(Reuters) –
The U.S. central bank can begin reducing interest rates “sometime in the third quarter” of 2024 if inflation falls as expected, Atlanta Federal Reserve President Raphael Bostic said on Friday, pushing back against expectations of an imminent move but outlining a deliberative process that will gather steam in coming weeks.
Bostic said he expects inflation, as measured by the personal consumption expenditures (PCE) price index, to end 2024 at around 2.4%, enough progress towards the Fed’s 2% target to warrant two quarter-percentage-point rate cuts over the second half of next year.
“I’m not really feeling that this is an imminent thing,” Bostic said in an interview with Reuters, with policymakers still needing “several months” to accumulate enough data and confidence that inflation will continue to fall before moving away from the policy rate’s current 5.25%-5.50% range.
But Bostic also said he has asked his staff to begin discussing principles and thresholds to help frame the debate.
“We’ve got to figure out definitionally what the ‘neighborhood’ looks like” where the inflation outlook is such that rate cuts are warranted, Bostic said. “Over the next several weeks … I think we are going to start talking about that.”
CAUTIOUS APPROACH
Bostic’s remarks put detail around a policy shift that the Fed began at its policy meeting this week, when officials agreed that, absent another inflation shock, the current policy rate is high enough to curb the price pressures they have been battling for two years.
Investors have run with the comparatively dovish tone that Fed Chair Jerome Powell struck at a press conference after the end of the meeting on Wednesday, pushing down market-based interest rates and increasing bets the central bank will begin to reduce interest rates at its meeting in March.
The comments from Bostic, a voting member of the central bank’s policy-setting Federal Open Market Committee (FOMC) next year, are potentially telling in that regard. He was ready to stop raising rates earlier than his colleagues, saying as of this past June that he felt monetary policy was already restrictive enough – before the FOMC raised the policy rate by another quarter of a percentage point at its July meeting.
Bostic also said that inflation has fallen faster than he anticipated since then, despite continued growth in an economy he feels will skirt any appreciable rise in the unemployment rate, delivering the “soft landing” hoped for by the Fed.
But just as he was cautious about raising rates too far, Bostic said he will be cautious about cutting them too soon. He said he wants to be sure inflation is fully contained before lowering borrowing costs, and avoid being “surprised.” Indeed, his outlook for two 25-basis-point rate cuts is less than the 75 basis points or more in cuts seen by many of his colleagues.
“We’ve been getting close to the neighborhood,” Bostic said, adding that he regarded the three- and six-month measures of inflation as “useful markers” for the discussion. Those measures currently stand at around 2.5% for the PCE price index excluding food and energy items, considered by many officials as an important guide to underlying inflation.
But “I am going to try not to presuppose anything at this point,” he said. “We’ve been surprised throughout the pandemic on a number of fronts, some to the good and some to the bad. And so I just don’t want to get anchored too much.”
BALANCED RISKS
But Bostic said he wanted to be prepared to move more quickly, if needed, in an environment where he felt risks to the economy had become “fairly balanced” between inflation proving stronger than expected – the main worry of policymakers since 2021 – and a deeper-than-anticipated blow to jobs or growth.
“The risk that inflation is going to spike has really, I think, declined significantly. It is not zero, but it is lower,” Bostic said, with the easing of price pressures allowing room to “think about the risks to both sides of the mandate.”

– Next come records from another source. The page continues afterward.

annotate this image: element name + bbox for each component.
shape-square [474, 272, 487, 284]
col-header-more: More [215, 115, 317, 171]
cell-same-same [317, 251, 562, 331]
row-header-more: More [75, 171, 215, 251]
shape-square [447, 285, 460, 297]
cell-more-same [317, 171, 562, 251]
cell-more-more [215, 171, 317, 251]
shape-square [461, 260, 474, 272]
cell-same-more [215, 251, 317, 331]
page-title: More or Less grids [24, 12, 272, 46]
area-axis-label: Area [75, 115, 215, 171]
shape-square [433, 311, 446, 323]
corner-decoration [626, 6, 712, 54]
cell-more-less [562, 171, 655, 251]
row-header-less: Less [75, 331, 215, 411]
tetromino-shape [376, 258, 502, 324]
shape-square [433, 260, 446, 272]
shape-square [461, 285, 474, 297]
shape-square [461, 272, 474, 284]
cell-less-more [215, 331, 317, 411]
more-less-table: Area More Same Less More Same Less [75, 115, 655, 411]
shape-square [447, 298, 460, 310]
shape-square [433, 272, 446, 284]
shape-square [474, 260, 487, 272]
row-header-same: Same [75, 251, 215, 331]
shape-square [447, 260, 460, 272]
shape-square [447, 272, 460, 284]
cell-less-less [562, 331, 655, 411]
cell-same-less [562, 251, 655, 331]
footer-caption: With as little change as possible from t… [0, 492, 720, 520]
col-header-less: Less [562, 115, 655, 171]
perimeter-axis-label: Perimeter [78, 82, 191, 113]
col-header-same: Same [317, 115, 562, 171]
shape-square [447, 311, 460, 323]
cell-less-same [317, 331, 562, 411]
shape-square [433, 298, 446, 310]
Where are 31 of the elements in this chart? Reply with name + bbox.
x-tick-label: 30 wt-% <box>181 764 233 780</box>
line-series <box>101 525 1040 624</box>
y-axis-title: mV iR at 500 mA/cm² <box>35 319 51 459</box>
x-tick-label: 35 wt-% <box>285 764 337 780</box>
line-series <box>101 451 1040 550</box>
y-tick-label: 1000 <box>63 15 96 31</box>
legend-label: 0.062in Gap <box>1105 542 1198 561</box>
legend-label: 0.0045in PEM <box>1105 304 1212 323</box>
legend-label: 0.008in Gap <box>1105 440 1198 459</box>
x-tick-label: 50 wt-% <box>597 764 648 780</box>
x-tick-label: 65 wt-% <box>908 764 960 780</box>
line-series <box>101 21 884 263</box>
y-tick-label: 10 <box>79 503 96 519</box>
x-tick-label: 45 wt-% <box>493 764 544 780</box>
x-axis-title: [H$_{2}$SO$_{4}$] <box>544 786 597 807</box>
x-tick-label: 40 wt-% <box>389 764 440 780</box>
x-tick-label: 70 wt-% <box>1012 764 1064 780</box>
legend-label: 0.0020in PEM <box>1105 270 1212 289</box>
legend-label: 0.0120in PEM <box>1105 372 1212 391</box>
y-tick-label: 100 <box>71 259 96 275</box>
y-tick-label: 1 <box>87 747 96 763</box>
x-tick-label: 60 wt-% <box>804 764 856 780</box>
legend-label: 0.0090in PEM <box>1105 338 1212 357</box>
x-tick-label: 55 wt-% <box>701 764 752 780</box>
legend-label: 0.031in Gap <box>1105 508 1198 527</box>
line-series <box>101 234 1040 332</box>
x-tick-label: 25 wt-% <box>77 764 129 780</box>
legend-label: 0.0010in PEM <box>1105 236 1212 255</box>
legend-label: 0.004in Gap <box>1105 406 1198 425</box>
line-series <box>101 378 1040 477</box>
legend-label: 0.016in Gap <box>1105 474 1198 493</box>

By statute the Fed is responsible for maintaining stable prices and maximum employment.
Bostic said that in conversations with businesses “no one is talking to me as if large job losses are imminent,” and he expects the unemployment rate to end the year at 4% – low by historic standards in the U.S. and only a modest rise from the current 3.7%.
But “that is something I’m going to keep an ear out for in the next three to six months to see if that changes,” he said. “We want to make sure we are not triggering something that leads to losses that wouldn’t be necessary for us to get to the 2% target.”